Eiko Ikegami Ph.D.
Professor
Department of Sociology
The New School University
Email: ikegame1@newschool.edu
Discipline: Medicine
Investigator Award
Collaboration through Avatars: Disability and Community in Virtual Worlds of Second LifeAward Year: 2011 One of the greatest challenges in United States public health is the growing number of people with disabilities, now numbering over 50 million. While there is a broad awareness about the usefulness of online mutual help groups, it is less well-known that individuals with disabilities have started to self-organize in grassroots initiatives in online virtual worlds, such as that of Second Life (SL). These immersive three-dimensional virtual worlds provide distinctively innovative modes of cyber communication for people with disabilities through the shared co-presence of avatars, which are embodied representations of selves. This project aims to provide in-depth analysis of self-organized disability-related mutual help groups in various virtual worlds. By studying these innovative associational activities, the project is exploring future directions to increasing the potential of people with disabilities through the creative merger of technology and human capital.
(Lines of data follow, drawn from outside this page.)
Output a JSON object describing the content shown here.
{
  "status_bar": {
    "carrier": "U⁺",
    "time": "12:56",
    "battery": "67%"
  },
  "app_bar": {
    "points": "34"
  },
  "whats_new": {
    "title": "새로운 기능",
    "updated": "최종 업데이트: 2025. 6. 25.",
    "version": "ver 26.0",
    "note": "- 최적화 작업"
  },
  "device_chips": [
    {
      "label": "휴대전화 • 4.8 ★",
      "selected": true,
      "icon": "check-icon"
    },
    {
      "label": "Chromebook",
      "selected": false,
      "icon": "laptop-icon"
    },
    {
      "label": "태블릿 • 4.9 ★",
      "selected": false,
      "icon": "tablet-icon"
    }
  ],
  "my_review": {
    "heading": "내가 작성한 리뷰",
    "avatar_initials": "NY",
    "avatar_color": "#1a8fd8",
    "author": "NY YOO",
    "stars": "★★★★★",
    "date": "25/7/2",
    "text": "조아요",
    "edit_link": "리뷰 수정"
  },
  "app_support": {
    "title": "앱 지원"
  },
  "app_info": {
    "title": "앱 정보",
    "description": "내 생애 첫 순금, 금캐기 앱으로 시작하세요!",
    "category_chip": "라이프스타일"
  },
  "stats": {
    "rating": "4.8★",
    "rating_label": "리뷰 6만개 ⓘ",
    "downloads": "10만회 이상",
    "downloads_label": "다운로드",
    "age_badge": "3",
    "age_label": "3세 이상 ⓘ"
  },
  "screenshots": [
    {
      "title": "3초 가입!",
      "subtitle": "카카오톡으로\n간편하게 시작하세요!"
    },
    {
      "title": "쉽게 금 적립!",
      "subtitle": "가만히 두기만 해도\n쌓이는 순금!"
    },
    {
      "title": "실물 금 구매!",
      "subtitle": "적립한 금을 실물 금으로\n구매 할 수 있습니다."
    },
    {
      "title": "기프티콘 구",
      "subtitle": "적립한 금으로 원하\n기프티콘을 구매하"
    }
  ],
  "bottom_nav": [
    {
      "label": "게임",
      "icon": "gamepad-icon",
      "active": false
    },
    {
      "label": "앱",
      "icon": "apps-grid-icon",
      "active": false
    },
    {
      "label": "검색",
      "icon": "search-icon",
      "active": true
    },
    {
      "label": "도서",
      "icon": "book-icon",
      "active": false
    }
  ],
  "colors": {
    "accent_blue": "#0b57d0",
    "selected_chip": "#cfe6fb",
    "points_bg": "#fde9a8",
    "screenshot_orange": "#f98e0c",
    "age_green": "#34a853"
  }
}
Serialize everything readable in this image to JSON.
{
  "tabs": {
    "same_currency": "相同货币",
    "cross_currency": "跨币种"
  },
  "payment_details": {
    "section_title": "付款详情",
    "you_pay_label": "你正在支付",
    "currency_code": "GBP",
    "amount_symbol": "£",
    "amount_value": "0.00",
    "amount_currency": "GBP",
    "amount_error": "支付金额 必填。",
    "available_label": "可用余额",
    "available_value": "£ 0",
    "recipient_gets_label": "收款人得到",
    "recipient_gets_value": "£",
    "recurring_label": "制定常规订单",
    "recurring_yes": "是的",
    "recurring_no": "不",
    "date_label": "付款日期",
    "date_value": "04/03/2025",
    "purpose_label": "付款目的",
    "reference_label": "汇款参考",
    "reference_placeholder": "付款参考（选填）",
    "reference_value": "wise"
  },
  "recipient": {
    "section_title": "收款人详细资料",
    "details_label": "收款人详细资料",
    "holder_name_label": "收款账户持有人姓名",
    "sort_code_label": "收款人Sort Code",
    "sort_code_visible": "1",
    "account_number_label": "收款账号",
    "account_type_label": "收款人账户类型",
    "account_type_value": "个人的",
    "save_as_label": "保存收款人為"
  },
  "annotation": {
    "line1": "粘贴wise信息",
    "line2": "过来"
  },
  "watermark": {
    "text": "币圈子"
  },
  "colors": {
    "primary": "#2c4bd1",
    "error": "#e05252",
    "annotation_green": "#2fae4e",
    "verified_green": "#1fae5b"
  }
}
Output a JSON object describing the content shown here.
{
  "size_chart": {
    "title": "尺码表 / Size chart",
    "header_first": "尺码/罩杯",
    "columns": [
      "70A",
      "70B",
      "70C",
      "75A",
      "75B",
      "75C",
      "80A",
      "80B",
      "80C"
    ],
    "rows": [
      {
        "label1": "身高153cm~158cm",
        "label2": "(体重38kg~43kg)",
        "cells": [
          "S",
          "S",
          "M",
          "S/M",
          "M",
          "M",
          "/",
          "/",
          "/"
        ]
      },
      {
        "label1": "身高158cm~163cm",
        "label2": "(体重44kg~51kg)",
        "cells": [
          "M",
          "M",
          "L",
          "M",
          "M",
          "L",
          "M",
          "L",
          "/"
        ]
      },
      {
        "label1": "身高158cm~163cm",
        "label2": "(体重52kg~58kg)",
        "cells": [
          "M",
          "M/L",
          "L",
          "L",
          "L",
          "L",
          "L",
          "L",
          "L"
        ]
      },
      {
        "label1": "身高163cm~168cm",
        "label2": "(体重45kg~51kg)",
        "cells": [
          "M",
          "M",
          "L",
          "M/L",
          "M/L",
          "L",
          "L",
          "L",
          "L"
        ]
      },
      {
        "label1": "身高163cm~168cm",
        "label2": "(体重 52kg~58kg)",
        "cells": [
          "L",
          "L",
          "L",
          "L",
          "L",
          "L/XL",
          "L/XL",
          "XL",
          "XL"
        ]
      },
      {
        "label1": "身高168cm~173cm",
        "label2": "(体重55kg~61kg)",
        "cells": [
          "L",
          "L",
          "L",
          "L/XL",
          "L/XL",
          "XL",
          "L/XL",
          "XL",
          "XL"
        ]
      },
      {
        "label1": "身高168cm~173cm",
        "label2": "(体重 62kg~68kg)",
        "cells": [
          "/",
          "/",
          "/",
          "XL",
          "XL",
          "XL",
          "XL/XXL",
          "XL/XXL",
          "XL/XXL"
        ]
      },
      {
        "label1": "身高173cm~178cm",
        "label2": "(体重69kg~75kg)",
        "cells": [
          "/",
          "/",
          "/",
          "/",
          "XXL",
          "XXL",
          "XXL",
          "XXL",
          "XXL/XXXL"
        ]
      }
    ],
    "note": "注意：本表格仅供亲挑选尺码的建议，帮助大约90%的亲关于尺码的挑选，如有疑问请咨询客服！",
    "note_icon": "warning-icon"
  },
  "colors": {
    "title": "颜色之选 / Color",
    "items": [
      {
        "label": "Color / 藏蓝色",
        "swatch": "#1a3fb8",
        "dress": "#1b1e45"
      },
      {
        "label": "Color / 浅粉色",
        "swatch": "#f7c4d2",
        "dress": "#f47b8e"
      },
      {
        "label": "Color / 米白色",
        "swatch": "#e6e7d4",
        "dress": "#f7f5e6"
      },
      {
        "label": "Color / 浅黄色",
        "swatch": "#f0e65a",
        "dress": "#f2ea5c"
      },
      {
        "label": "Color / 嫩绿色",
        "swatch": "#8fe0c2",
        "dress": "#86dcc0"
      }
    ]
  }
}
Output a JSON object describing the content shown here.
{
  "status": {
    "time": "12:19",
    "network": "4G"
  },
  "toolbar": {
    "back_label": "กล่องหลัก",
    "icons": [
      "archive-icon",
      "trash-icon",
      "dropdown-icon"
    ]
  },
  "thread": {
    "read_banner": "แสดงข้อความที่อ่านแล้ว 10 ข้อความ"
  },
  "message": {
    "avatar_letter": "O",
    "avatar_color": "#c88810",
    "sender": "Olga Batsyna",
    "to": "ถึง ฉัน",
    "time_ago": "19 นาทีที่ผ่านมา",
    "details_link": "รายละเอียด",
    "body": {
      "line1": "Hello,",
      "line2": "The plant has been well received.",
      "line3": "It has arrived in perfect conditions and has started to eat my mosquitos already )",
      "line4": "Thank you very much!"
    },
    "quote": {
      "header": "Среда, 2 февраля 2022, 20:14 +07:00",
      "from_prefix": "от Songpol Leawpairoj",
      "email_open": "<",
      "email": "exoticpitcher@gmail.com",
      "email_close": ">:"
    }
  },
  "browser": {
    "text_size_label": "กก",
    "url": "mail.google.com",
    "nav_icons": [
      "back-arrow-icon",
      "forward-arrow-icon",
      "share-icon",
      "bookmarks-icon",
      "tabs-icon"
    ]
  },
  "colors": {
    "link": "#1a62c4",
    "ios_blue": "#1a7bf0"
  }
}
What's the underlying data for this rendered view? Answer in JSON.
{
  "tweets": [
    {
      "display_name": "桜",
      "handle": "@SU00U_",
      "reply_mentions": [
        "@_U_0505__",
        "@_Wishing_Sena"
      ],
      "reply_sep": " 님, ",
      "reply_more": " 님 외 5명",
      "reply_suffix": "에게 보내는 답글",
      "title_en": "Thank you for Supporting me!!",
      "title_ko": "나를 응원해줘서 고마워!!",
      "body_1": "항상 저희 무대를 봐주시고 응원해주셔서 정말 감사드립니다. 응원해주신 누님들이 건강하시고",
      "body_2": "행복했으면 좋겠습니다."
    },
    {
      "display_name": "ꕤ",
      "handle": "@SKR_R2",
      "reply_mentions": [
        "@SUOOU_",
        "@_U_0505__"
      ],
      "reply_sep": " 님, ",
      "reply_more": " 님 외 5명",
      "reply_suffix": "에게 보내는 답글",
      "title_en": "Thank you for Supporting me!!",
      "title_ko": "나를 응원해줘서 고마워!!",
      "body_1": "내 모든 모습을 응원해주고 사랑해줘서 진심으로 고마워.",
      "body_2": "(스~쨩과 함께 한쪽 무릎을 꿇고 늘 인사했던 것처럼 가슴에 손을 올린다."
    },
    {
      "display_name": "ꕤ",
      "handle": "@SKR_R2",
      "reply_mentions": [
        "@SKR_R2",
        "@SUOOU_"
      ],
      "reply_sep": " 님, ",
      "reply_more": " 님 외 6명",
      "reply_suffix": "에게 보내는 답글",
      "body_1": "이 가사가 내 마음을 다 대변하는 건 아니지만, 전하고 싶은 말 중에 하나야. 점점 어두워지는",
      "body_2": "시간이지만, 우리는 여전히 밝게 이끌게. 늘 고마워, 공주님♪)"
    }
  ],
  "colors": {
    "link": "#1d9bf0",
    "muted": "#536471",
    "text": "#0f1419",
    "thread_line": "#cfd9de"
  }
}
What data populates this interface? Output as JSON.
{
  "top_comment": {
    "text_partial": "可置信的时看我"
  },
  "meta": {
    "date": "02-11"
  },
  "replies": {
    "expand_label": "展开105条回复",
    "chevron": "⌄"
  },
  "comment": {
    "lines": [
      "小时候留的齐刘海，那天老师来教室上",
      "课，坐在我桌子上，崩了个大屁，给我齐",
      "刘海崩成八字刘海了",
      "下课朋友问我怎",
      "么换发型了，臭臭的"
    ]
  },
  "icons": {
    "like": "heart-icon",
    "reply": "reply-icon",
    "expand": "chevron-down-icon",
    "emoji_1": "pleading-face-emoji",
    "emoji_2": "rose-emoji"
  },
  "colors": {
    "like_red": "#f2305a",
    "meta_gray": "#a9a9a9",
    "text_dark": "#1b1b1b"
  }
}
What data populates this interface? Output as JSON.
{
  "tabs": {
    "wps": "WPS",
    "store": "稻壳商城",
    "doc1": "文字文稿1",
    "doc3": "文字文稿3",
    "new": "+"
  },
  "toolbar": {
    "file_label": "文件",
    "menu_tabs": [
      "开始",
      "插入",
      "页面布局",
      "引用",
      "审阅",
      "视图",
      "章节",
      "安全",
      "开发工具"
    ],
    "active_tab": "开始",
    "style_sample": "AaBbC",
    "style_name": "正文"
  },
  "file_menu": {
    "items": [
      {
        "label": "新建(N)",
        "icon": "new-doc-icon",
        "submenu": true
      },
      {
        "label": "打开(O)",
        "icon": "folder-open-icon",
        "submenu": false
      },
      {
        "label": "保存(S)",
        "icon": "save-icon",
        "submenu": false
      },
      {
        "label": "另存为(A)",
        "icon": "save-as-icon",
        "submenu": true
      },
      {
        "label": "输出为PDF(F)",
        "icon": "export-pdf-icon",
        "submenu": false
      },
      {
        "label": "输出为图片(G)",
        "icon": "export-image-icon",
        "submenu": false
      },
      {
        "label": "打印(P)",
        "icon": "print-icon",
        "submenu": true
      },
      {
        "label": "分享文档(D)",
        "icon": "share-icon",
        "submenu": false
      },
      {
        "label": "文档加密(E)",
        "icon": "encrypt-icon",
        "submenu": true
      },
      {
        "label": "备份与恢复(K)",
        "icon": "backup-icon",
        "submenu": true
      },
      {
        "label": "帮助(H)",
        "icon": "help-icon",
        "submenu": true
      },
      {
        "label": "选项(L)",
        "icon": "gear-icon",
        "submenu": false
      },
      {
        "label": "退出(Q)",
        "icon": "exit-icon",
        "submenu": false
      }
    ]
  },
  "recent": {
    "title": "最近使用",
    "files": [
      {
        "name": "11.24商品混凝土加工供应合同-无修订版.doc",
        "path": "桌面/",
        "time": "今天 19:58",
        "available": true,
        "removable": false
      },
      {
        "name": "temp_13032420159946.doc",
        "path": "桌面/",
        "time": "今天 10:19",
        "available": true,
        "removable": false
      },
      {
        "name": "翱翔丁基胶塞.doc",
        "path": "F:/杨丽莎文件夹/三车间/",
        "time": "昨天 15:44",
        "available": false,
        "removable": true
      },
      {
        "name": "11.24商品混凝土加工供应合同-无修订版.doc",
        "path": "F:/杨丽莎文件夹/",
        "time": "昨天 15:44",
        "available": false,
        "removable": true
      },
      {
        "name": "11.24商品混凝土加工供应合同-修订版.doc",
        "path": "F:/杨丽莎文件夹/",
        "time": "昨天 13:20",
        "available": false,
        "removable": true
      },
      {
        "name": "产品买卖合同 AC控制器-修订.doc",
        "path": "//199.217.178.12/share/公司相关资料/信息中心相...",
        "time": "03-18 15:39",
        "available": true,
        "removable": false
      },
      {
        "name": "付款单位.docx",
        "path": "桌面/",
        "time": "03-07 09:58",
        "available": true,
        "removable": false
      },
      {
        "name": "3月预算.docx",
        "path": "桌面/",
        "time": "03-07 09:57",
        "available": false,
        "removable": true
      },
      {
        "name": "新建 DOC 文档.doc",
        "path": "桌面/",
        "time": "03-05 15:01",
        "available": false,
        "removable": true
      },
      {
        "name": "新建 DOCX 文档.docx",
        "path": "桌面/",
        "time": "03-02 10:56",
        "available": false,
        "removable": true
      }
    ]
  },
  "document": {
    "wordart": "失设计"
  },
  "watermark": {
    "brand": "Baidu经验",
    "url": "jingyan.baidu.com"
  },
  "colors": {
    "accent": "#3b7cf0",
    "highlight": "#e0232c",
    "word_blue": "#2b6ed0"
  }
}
With this aim, Dr. Ikegami will be conducting a thorough ethnographic study and sociological analysis of various targeted mutual help groups in virtual worlds.
Background
Eiko Ikegami is a professor on the graduate faculty of sociology at The New School for Social Research. Her research and teaching focuses on comparative historical sociology, Japanese society, and the sociology of culture. Her current work focuses on public spheres in comparative perspective, civility and state formation in Japan, and identities, network, and social change. She is the author of Bonds of Civility: Aesthetic Networks and Political Origins of Japanese Culture (Cambridge University Press, 2005), and The Taming of the Samurai: Honorific Individualism and the Making of Modern Japan (Harvard University Press, 1995). She is also working on a book project on state transformation in China, Japan and Ottoman Turkey. She has held fellowships at the Institute for Advanced Study in Princeton and at the Center for Scholars and Writers, New York Public Library. Before coming to The New School she held positions with Yale University and Nihon Keizai Shinbun (The Japan Economic Journal) in Tokyo. In 2003, she was elected to the chair of the Comparative Historical Sociology the section of the American Sociological Association. She received her Ph.D. in sociology from Harvard University.